Depuis peu, le Tripode s’applique à (ré-)éditer son œuvre. Brillante idée ! Le dernier en date : 3 trucs bien.

Le principe est simple : écrire, chaque jour, pendant une année, trois « trucs biens » pour réapprendre à tirer de la vie des petites choses qui en font le sel (ou le sucre, en fonction de vos goûts, bien sûr). Cela peut être important ou totalement anecdotique. Cela peut être lié à un événement de la journée, à une pensée…

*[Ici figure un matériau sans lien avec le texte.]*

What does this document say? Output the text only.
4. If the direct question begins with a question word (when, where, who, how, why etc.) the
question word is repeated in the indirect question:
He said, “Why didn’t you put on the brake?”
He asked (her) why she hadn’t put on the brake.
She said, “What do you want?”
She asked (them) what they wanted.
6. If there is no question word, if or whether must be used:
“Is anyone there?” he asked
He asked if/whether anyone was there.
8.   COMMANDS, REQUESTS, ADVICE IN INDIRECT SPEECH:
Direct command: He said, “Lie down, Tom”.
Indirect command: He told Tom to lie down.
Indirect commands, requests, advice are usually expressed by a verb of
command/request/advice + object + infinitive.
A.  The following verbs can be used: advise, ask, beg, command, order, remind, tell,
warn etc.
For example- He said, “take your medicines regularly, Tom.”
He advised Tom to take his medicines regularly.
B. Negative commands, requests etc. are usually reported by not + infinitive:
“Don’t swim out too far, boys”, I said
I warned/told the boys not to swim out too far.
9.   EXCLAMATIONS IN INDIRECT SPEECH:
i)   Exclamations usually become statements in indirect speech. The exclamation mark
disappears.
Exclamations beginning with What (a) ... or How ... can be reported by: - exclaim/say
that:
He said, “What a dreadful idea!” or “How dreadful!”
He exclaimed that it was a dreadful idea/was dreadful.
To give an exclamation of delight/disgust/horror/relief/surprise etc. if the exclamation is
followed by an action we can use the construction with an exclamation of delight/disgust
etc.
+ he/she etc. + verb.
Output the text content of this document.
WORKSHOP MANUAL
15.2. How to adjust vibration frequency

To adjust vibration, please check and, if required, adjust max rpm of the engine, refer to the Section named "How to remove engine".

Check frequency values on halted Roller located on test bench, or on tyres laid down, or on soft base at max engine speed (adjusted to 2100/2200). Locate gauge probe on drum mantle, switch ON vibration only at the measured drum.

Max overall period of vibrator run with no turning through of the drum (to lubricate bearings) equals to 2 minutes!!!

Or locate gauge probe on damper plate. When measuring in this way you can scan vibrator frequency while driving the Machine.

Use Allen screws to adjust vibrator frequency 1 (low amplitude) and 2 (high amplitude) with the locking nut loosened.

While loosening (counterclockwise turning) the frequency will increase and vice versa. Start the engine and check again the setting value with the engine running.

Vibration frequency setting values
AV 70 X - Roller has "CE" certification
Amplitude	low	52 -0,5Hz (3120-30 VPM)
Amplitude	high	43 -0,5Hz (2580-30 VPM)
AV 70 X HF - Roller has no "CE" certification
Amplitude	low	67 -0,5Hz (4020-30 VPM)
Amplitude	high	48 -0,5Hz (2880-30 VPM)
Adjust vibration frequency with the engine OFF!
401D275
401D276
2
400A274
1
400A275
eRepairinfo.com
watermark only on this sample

Un exemple, en ouvrant le petit livret au hasard :

= ça commence imperceptiblement à sentir le printemps

= se trouver nez à nez en haut du grand escalier avec 2 ami(e)s pas vu(e)s depuis longtemps

= trouver en rentrant un petit paquet que le facteur a caché derrière le volet

Tout ça, bien sûr, avec l’incroyable sensibilité que peut avoir une poétesse à l’égard des mots. Toujours est-il que l’idée est à piquer, à exploiter. Fabienne Yvert le dit, en quatrième de couverture :

& cet exercice provoque un automatisme : faire attention aux choses parfois fugaces ou quotidiennes auxquelles on accorde peu d’importance, mais qui nous aident pourtant à vivre au milieu de l’adversité. »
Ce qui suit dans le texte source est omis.